After a nearly nine-month break, my wife and I are back to practicing shodo (Japanese calligraphy). I wanted to post my writing attempts on Flickr, and found, to my surprise, that when I started doing the same thing three year ago, my first post was of exactly the same writing (the image below is from three years ago.) It reads “しゅんらいききむかう.” As with many of the sayings typically used in calligraphy, the exact translation is a bit elusive (and somewhat missing the point), but “Welcome spring” is close enough. This is kaisho – formal script.
When I wrote this three years ago, it was also a re-start of our photo practice. Our daughter was just a newborn, and we would bring her to our teacher’s house. She would sleep peacefully (at least, this is how I remember it now) in her car seat, while my wife and I would write and then eat incredibly delicious dinners cooked by our sensei’s wife. Having a child with us was a major change in dynamics of our practice from the time when there were just two of us. I guess, this is just another illustration that shodo, like kendo, is a mirror of of the entire life.

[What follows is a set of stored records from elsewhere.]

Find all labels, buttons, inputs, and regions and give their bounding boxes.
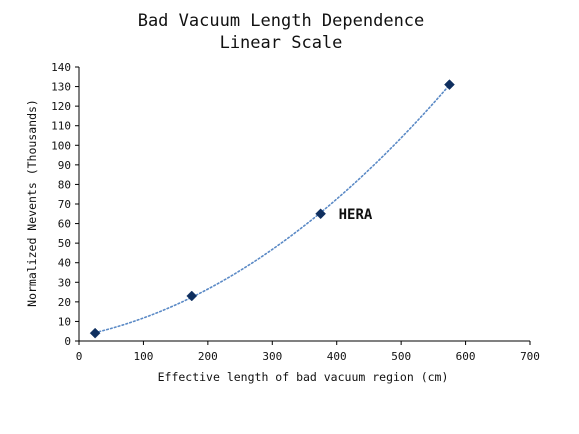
y-tick-label: 90 (58, 159, 71, 172)
y-tick-label: 100 (51, 139, 71, 152)
y-tick-label: 50 (58, 237, 71, 250)
data-point-diamond (186, 290, 198, 302)
y-tick-label: 140 (51, 61, 71, 74)
x-tick-label: 600 (456, 350, 476, 363)
x-tick-label: 700 (520, 350, 540, 363)
x-tick-label: 300 (262, 350, 282, 363)
y-tick-label: 70 (58, 198, 71, 211)
trendline (94, 84, 451, 334)
x-tick-label: 0 (76, 350, 83, 363)
y-tick-label: 130 (51, 81, 71, 94)
y-tick-label: 40 (58, 257, 71, 270)
data-point-diamond (89, 327, 101, 339)
y-tick-label: 110 (51, 120, 71, 133)
annotation-label: HERA (339, 207, 373, 223)
y-tick-label: 10 (58, 315, 71, 328)
y-tick-label: 30 (58, 276, 71, 289)
x-tick-label: 400 (327, 350, 347, 363)
chart-title: Bad Vacuum Length Dependence (138, 11, 425, 31)
x-axis-title: Effective length of bad vacuum region (c… (158, 370, 449, 384)
x-tick-label: 100 (133, 350, 153, 363)
chart-subtitle: Linear Scale (220, 33, 343, 53)
data-point-diamond (315, 208, 326, 220)
y-tick-label: 0 (64, 335, 71, 348)
x-tick-label: 200 (198, 350, 218, 363)
y-tick-label: 20 (58, 296, 71, 309)
y-tick-label: 80 (58, 178, 71, 191)
y-tick-label: 120 (51, 100, 71, 113)
x-tick-label: 500 (391, 350, 411, 363)
y-axis-title: Normalized Nevents (Thousands) (25, 99, 39, 307)
plot-area: 0 10 20 30 40 50 60 70 80 90 100 110 120 130 140 0 100 20… (51, 61, 540, 363)
y-tick-label: 60 (58, 218, 71, 231)
data-point-diamond (444, 79, 455, 90)
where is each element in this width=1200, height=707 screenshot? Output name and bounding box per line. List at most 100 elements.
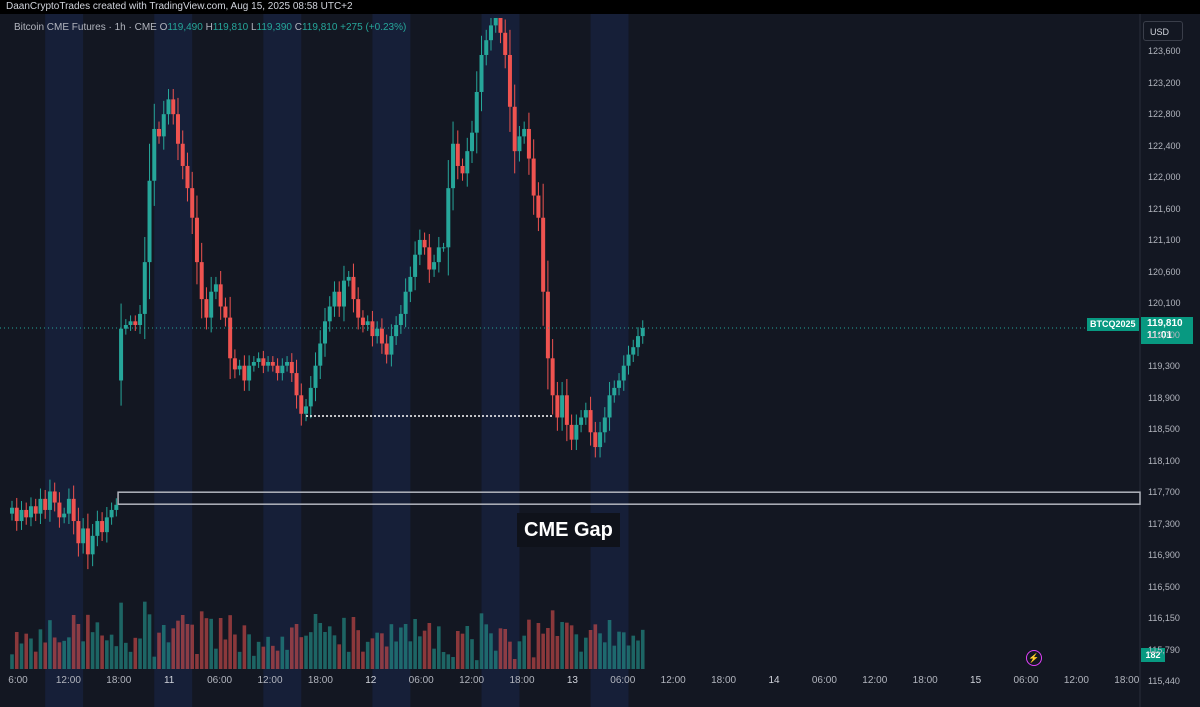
volume-bar: [195, 654, 199, 669]
candle-body: [24, 509, 29, 518]
volume-bar: [403, 624, 408, 669]
volume-bar: [214, 648, 218, 669]
volume-bar: [119, 602, 123, 669]
legend-change: +275 (+0.23%): [340, 22, 407, 33]
candle-body: [569, 424, 574, 440]
candle-body: [133, 321, 138, 326]
lightning-icon[interactable]: ⚡: [1026, 650, 1042, 666]
candle-body: [104, 517, 109, 533]
candle-body: [251, 361, 256, 366]
candle-body: [422, 239, 427, 248]
candle-body: [341, 280, 346, 307]
candle-body: [479, 54, 484, 92]
time-tick-label: 18:00: [106, 675, 132, 686]
last-price: 119,810: [1147, 318, 1183, 329]
volume-bar: [356, 630, 360, 669]
candle-body: [536, 195, 541, 218]
volume-bar: [455, 631, 460, 669]
volume-bar: [81, 641, 85, 669]
volume-bar: [242, 625, 247, 669]
candle-body: [147, 180, 152, 263]
volume-bar: [318, 623, 323, 669]
volume-bar: [237, 651, 242, 669]
volume-bar: [365, 641, 370, 669]
legend-open: 119,490: [167, 22, 203, 33]
volume-bar: [67, 637, 71, 669]
candle-body: [194, 217, 199, 263]
volume-bar: [128, 651, 133, 669]
candle-body: [470, 132, 475, 152]
candle-body: [346, 276, 351, 281]
volume-bar: [460, 633, 465, 669]
candle-body: [531, 158, 536, 196]
candle-body: [417, 239, 422, 255]
candle-body: [574, 424, 579, 440]
time-tick-label: 12:00: [55, 675, 81, 686]
time-tick-label: 06:00: [610, 675, 636, 686]
volume-bar: [555, 636, 560, 669]
price-tick-label: 119,300: [1148, 361, 1180, 371]
volume-bar: [640, 629, 645, 669]
candle-body: [526, 128, 531, 159]
price-tick-label: 117,700: [1148, 487, 1180, 497]
candle-body: [322, 321, 327, 344]
volume-bar: [29, 638, 33, 669]
volume-bar: [133, 637, 138, 669]
volume-bar: [522, 635, 526, 669]
legend-low: 119,390: [256, 22, 292, 33]
candle-body: [123, 325, 128, 329]
candle-body: [612, 387, 617, 396]
candle-body: [199, 262, 204, 300]
candle-body: [270, 361, 275, 366]
candle-body: [275, 365, 280, 374]
time-tick-label: 18:00: [307, 675, 333, 686]
bar-countdown: 11:01: [1147, 330, 1173, 341]
volume-bar: [626, 645, 631, 669]
candle-body: [403, 291, 408, 314]
candlestick-chart[interactable]: [0, 14, 1200, 707]
candle-body: [43, 498, 48, 510]
candle-body: [280, 365, 285, 374]
candle-body: [114, 504, 119, 510]
volume-bar: [446, 654, 451, 669]
candle-body: [607, 395, 612, 418]
volume-bar: [427, 623, 432, 669]
volume-bar: [517, 641, 522, 669]
volume-bar: [384, 646, 389, 669]
volume-bar: [14, 632, 19, 669]
price-tick-label: 122,400: [1148, 140, 1181, 151]
volume-bar: [218, 618, 223, 669]
volume-bar: [541, 633, 545, 669]
candle-body: [522, 128, 527, 137]
candle-body: [413, 254, 418, 277]
candle-body: [142, 262, 147, 314]
volume-bar: [389, 624, 394, 669]
currency-button[interactable]: USD: [1143, 21, 1183, 41]
candle-body: [33, 506, 38, 514]
cme-gap-label: CME Gap: [517, 513, 620, 547]
candle-body: [560, 395, 565, 418]
volume-bar: [147, 614, 152, 669]
candle-body: [602, 417, 607, 433]
price-tick-label: 118,500: [1148, 424, 1180, 434]
session-band: [45, 14, 84, 707]
volume-bar: [531, 657, 536, 669]
volume-bar: [418, 636, 422, 669]
price-tick-label: 120,600: [1148, 266, 1181, 277]
candle-body: [232, 358, 237, 370]
last-price-tag: 119,810 11:01: [1141, 317, 1193, 344]
time-tick-label: 06:00: [408, 675, 434, 686]
time-tick-label: 06:00: [811, 675, 837, 686]
candle-body: [190, 188, 195, 218]
candle-body: [228, 317, 233, 359]
price-tick-label: 122,800: [1148, 109, 1181, 119]
volume-bar: [351, 617, 356, 669]
candle-body: [617, 380, 622, 388]
candle-body: [66, 498, 71, 514]
candle-body: [237, 365, 242, 370]
volume-bar: [19, 643, 24, 669]
candle-body: [389, 336, 394, 355]
volume-bar: [598, 633, 602, 669]
candle-body: [583, 410, 588, 418]
candle-body: [337, 291, 342, 307]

Our daughter is not a little bundle laying in a car seat beside the chair anymore. She is a person, who wants to draw, and write, and play, and watch TV, and read, and eat, and drink, and talk. The change of dynamics and pace seems to be continuous. Perhaps, embracing it is the point of practice.
These days, our daughter likes to do everything together with us. I know that this will pass, as the need to assert her independence will take over, but I wonder if one day we would have a chance to write calligraphy side-by-side.